ChipComparer This program is designed to identify common genesets on different microarrays. The program will first map each probeset ID in your selected microarray chips (A and B) to corresponding LocusID using LocusLink and UniGene dbs, then report the probeset ID pair (from A and B) that refer to the same gene locus (if same organism) or the orthologs (if different organisms, using NCBI-HomoloGene).

Duke Integrated Genomics (DIG) Annotation System A web-based data management and information system for retrieval of a variety of functional information sources linked to the genes included on most microarrays utilized within the Duke Microarray Center. The system also provides access to a powerful method for literature searching.
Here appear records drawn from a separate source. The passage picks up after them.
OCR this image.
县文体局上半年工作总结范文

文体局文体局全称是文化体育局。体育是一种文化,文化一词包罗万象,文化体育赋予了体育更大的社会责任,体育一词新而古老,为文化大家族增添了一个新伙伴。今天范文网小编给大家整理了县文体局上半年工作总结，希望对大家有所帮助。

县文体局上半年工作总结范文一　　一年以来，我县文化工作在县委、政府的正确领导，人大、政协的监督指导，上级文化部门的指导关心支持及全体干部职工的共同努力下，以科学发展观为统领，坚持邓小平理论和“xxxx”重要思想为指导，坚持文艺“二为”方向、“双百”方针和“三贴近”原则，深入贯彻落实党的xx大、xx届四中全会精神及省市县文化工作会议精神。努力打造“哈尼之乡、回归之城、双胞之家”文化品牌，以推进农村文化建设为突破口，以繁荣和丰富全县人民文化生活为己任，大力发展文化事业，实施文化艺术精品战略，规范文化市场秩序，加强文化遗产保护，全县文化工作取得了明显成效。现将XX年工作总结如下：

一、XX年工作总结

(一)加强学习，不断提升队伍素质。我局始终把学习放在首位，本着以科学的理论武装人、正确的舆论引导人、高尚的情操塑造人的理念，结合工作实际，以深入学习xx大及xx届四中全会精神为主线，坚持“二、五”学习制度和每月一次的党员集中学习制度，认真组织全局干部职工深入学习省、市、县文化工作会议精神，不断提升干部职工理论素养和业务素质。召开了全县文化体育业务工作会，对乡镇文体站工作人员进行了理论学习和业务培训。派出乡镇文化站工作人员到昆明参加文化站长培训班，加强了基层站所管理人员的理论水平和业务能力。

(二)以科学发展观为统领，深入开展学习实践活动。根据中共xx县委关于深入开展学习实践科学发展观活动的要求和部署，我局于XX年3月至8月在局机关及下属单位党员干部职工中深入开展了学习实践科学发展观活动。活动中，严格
GATHER (Gene Annotation Tool to Help Explain Relationships is a computational tool that analyzes lists of genes identified in high throughput experiments. It will identify significant Gene Ontology functions, biological pathways, interacting proteins, microRNA regulation, transcription factor regulation, or other biological systems to develop a deeper insight into the biology underlying the gene signature. It can infer novel functions and successfully predicted 90% of the functions in an evaluation over a broad range of gene groups.

File Merger merges the contents from Source and Target Files, according to the shared identifiers, or the correlationship in the Bridging file.